We are writing a byte-code for a high-level compiled language, and after a bit of profiling and optimization, it became clear that the current largest performance overhead is the switch statement we're using to jump to the byte-code cases.
We investigated pulling out the address of each case label and storing it in the stream of byte-code itself, rather than the instruction ID that we usually switch on. If we do that, we can skip the jump table, and directly jump to the location of code of the currently executing instruction. This works fantastically in GCC, however, MSVC doesn't seem to support a feature like this.
We attempted to use inline assembly to grab the address of the labels (and to jump to them), and it works, however, using inline assembly causes the entire function to be avoided by the MSVC optimizer.
Is there a way to allow the optimizer to still run over the code? Unfortunately, we can't extract the inline assembly into another function other than the one that the labels were made in, since there's no way to reference a label for another function even in inline assembly. Any thoughts or ideas? Your input is much appreciated, thanks!

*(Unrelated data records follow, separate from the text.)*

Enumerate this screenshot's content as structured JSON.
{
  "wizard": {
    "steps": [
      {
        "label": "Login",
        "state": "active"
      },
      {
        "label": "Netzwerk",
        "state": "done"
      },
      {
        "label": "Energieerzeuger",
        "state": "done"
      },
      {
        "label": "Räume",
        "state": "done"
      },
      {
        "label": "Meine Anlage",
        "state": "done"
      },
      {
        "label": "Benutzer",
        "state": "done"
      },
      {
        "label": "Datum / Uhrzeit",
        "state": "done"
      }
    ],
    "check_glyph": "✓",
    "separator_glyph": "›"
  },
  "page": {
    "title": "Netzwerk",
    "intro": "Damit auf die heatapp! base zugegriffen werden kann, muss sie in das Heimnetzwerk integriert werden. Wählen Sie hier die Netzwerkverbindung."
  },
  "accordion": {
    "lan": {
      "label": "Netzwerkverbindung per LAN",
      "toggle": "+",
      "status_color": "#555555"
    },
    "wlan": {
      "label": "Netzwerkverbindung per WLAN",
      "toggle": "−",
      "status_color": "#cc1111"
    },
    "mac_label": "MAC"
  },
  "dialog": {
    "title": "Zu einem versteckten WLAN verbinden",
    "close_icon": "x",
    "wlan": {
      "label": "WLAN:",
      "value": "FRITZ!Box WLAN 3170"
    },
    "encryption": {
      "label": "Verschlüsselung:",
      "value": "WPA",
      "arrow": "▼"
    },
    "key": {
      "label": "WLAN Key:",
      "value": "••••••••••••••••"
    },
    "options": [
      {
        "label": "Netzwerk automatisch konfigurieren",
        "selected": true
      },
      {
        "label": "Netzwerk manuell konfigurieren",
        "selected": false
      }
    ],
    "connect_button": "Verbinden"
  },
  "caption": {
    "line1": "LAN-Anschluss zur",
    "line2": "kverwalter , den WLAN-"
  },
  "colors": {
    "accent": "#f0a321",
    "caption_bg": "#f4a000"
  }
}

The only way of doing this in MSVC is by using inline assembly (which basically buggers you for x64):
int _tmain(int argc, _TCHAR* argv[])
{
case_1:
void* p;
__asm{ mov [p],offset case_1 }
printf("0x%p\n",p);
return 0;
}
If you plan on doing something like this, then the best way would be to write the whole interpreter in assembly then link that in to the main binary via the linker (this is what LuaJIT did, and it is the main reason the VM is so blindingly fast, when its not running JIT'ed code that is).
LuaJIT is open-source, so you might pick up some tips from it if you go that route. Alternatively you might want to look into the source of forth (whose creator developed the principle you're trying to use), if there is an MSVC build you can see how they accomplished it, else you're stuck with GCC (which isn't a bad thing, it works on all major platforms).